Foi nessa ocasião que me explicaram o valor cabalístico das letras, e a
razão por que muitas pessoas mudam de nome, trocando aquele que lhes foi
dado por outro em que haja uma combinação de valores mais favorável aos
seus destinos.
Todos
os
conhecimentos
têm
uma
profunda
sedução.
Quem
conseguisse saber tudo ficava igual a Deus. Por isso é que muitos são de
opinião que se saiba o menos possível, para não se ter a mesma sorte de Eva,
que logo no princípio do mundo estragou o Paraíso com o pecado do saber.

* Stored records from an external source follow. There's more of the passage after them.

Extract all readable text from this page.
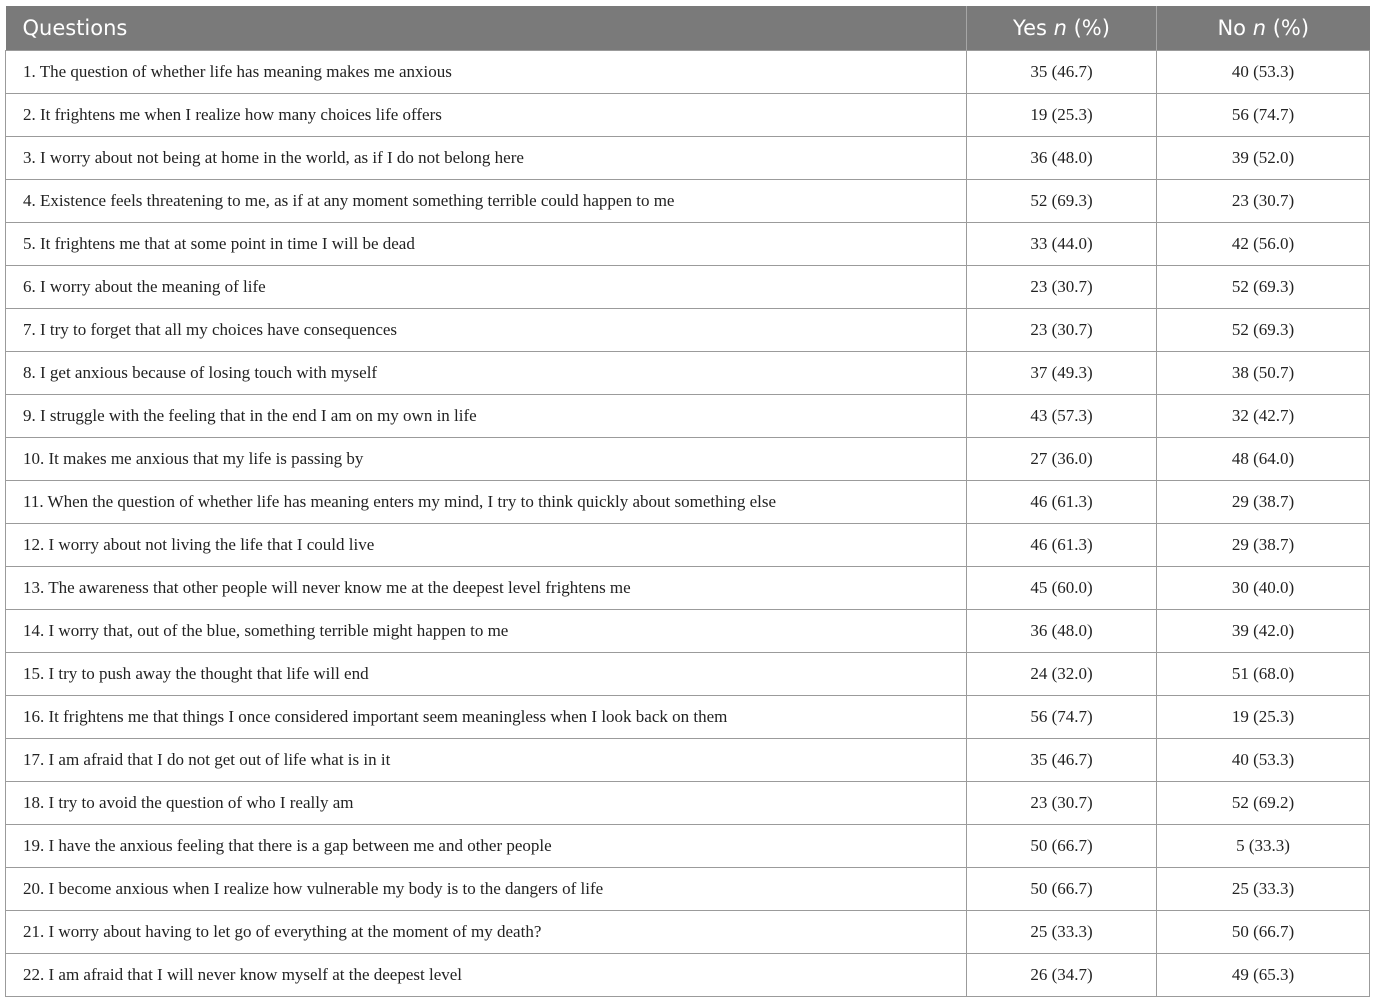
Questions	Yes n (%)	No n (%)
1. The question of whether life has meaning makes me anxious	35 (46.7)	40 (53.3)
2. It frightens me when I realize how many choices life offers	19 (25.3)	56 (74.7)
3. I worry about not being at home in the world, as if I do not belong here	36 (48.0)	39 (52.0)
4. Existence feels threatening to me, as if at any moment something terrible could happen to me	52 (69.3)	23 (30.7)
5. It frightens me that at some point in time I will be dead	33 (44.0)	42 (56.0)
6. I worry about the meaning of life	23 (30.7)	52 (69.3)
7. I try to forget that all my choices have consequences	23 (30.7)	52 (69.3)
8. I get anxious because of losing touch with myself	37 (49.3)	38 (50.7)
9. I struggle with the feeling that in the end I am on my own in life	43 (57.3)	32 (42.7)
10. It makes me anxious that my life is passing by	27 (36.0)	48 (64.0)
11. When the question of whether life has meaning enters my mind, I try to think quickly about something else	46 (61.3)	29 (38.7)
12. I worry about not living the life that I could live	46 (61.3)	29 (38.7)
13. The awareness that other people will never know me at the deepest level frightens me	45 (60.0)	30 (40.0)
14. I worry that, out of the blue, something terrible might happen to me	36 (48.0)	39 (42.0)
15. I try to push away the thought that life will end	24 (32.0)	51 (68.0)
16. It frightens me that things I once considered important seem meaningless when I look back on them	56 (74.7)	19 (25.3)
17. I am afraid that I do not get out of life what is in it	35 (46.7)	40 (53.3)
18. I try to avoid the question of who I really am	23 (30.7)	52 (69.2)
19. I have the anxious feeling that there is a gap between me and other people	50 (66.7)	5 (33.3)
20. I become anxious when I realize how vulnerable my body is to the dangers of life	50 (66.7)	25 (33.3)
21. I worry about having to let go of everything at the moment of my death?	25 (33.3)	50 (66.7)
22. I am afraid that I will never know myself at the deepest level	26 (34.7)	49 (65.3)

Digo isto porque um tratado de biologia me atrai com a mesma força que
um volume de ciências ocultas, e os números e as letras me parecem tão
organizados, tão sensíveis, tão vivos, tão poderosos, enfim, como um animal,
uma planta, um átomo.
Naturalmente, desmontei o meu nome, peça por peça, calculei, pesei,
refleti, devo ter chegado a alguma conclusão de que já não me lembro, e não
tenho a impressão de que os meus cálculos fossem assim desfavoráveis. Mas
pelo sim, pelo não, como havia uma letra disponível, achei melhor sacrificar
essa letra.
Há os que sacrificam os filhos, os carneiros, as aves, e há os que
sacrificam o seu coração. Sacrifiquei o meu. Porque eu gostava de todas as
minhas letras, fervorosamente. Ter de cortar uma, não foi assim coisa tão fácil
como as reformas ortográficas ordenam. Uma letra é um signo, é uma coisa
misteriosa que as gerações vêm carregando consigo, modificando de longe em
longe, por mão inexperiente, por súbito esquecimento, por ignorância de algum
escriba emprestado.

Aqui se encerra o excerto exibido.